I think the reason we can’t define consciousness beyond intuitive or vague descriptions is because it exists outside the realm of physics and science altogether. This in itself makes some people very uncomfortable, because they don’t like thinking about or believing in things they cannot measure or control, but that doesn’t make it any less real.
But yeah, given that an LLM is very much measurable and exists within the physical realm, it’s relatively easy to argue that such technology cannot achieve conscious capability.
khepri@lemmy.world 2 weeks ago
Absolutely everything requires assumptions, even our most objective and “laws of the universe” type observations rely on sets of axioms or first principles that must simply be accepted as true-though-unprovable if we are going to get anyplace at all even in math and the hard sciences let along philosophy or social sciences.
nednobbins@lemmy.zip 2 weeks ago
Defining “consciousness” requires much more handwaving and many more assumptions than any of the other three. It requires so much that I claim it’s essentially an undefined term.
With such a vague definition of what “consciousness” is, there’s no logical way to argue that an AI does or does not have it.

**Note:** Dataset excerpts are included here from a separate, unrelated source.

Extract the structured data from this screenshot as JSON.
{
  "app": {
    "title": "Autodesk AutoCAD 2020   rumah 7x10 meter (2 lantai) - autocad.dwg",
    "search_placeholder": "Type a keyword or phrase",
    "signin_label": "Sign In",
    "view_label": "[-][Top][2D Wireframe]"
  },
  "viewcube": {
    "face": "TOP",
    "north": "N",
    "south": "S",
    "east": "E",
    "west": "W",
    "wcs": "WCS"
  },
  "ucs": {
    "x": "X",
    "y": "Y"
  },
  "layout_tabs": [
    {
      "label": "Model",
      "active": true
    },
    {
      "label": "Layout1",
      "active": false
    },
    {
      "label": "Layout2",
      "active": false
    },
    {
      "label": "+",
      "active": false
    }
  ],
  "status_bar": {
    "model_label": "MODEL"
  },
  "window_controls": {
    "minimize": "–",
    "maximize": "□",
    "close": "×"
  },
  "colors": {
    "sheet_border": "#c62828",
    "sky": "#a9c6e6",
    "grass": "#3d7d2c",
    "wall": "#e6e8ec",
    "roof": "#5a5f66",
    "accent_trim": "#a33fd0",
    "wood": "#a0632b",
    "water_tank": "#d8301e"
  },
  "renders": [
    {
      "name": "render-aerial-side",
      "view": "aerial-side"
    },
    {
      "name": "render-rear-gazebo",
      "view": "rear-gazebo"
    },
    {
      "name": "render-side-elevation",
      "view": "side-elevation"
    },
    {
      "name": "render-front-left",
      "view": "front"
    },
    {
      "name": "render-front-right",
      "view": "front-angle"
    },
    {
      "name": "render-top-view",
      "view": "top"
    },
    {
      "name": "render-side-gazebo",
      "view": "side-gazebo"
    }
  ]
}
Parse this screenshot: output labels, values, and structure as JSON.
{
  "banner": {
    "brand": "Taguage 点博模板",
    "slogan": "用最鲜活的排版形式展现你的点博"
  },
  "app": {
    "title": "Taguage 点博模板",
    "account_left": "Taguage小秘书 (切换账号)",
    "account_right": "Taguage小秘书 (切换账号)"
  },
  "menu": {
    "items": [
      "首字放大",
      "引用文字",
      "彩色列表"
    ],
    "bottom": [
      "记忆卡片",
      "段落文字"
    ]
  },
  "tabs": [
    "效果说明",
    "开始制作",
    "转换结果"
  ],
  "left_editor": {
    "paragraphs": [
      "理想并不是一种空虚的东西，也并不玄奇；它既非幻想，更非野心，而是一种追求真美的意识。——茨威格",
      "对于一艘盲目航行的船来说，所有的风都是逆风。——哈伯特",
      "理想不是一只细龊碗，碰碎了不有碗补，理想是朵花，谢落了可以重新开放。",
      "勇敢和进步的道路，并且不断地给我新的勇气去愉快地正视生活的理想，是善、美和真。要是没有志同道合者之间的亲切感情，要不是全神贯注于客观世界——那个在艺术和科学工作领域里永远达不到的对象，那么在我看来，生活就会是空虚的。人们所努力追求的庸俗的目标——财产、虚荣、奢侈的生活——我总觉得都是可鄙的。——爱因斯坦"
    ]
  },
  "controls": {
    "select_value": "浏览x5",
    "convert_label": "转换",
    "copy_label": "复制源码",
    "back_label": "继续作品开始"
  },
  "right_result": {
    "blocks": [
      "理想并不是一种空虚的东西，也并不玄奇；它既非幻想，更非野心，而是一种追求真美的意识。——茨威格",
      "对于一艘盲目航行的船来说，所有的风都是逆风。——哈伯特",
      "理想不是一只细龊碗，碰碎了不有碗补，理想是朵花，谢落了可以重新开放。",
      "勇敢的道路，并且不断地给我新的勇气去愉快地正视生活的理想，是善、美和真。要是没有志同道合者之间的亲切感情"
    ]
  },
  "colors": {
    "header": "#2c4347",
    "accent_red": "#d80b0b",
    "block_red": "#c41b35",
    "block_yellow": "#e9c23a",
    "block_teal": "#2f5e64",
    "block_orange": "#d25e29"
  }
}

2xar@lemmy.world 2 weeks ago
Your logic is critically flawed. By your logic you could argue that there is no “logical way to argue a human has consciousness”, because we don’t have a precise enough definition of consciousness. What you wrote is just “I’m 14 and this is deep” territory, not real logic.
In reality, you very easily decide whether AI is conscious or not, even if the exact limit of what you would call “consciousness” can be debated. You wanna know why? Because if you have a basic indersanding of how AI/LLM works, than you know, that in every possible, concievable aspect in regards with consciusness it is basically between your home PC and a plankton. None of which would anybody call conscious, by any definition. Therefore, no matter what vague definition you’d use, current AI/LLM defintiely dos NOT have it. Not by a longshot. Maybe in a few decades it could get there. But current models are basically over-hyped thermostat control electronics.
nednobbins@lemmy.zip 2 weeks ago
I’m not talking about a precise definition of consciousness, I’m talking about a consistent one. Without a definition, you can’t argue that an AI, a human, a dog, or a squid has consciousness. You can proclaim, it but you can’t back it up.
The problem is that I have more than a basic understanding of how an LLM works. I’ve written NNs from scratch and I know that we model perceptrons after neurons.
Researchers know that there are differences between the two. We can generally eliminate any of those differences (and many research do exactly that). No researcher, scientist, or philosopher can tell you what critical property neurons may have that enable consciousness. Nobody actually knows and people who claim to know are just making stuff up.